Last night, for some idiotic reason (like, maybe the cramped layout?) the crowds ended up forming lines around the two horseshoe-shaped areas where the majority of the food booths were located. Instead of picking one or two booths to sample, and retreating to a table to eat — as was certainly the intended method — there was a massively long and painfully slow line that formed at one end of the room, and went around the entire perimeter of the tasting area. Those of us who at first tried to visit one booth at a time — the way things usually work — were met with snippy comments and pushy demands to “get in line.” How annoying.

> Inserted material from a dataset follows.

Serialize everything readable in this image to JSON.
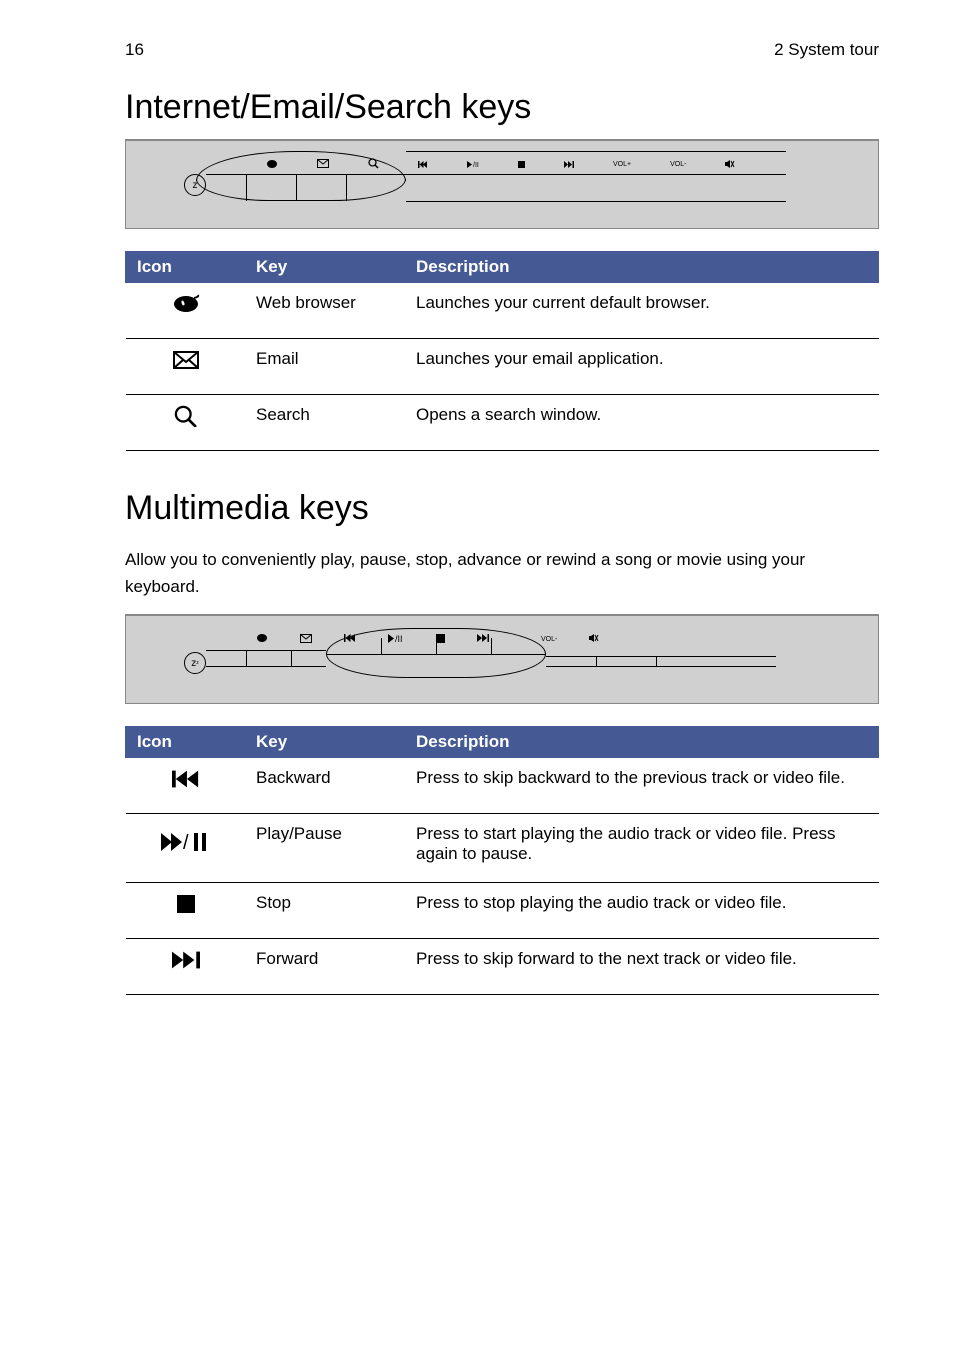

I realize that we have all been trained since kindergarten to wait our turn, and I’m happy to do so, but seriously, this was ridiculous. However, we were outnumbered and the line was entrenched, and so we got in the line like good like gradeschool kidlets and waited. And waited. And waited. After 35 minutes, we hit the Enstrom’s chocolate booth. Fifteen minutes later we hit the gelato spot right next to it. It sucked. Not only was the line starting at the dessert end of the room — if it was a buffet line, that is, which it was not — but it took for freakin’ ever. And of course, a third of the way through the stupid line, hubby and I finally grabbed a taster of what turned out to be killer BBQ from M&D’s, and a little sample of the fantastic coconut chicken curry from Wild Ginger, and we bailed. We didn’t care what else the “buffet” plan had to offer. At that point, we wanted off our feet, we wanted to actually eat something substantial, and we wanted to get the hell out of what should have been a really fun event.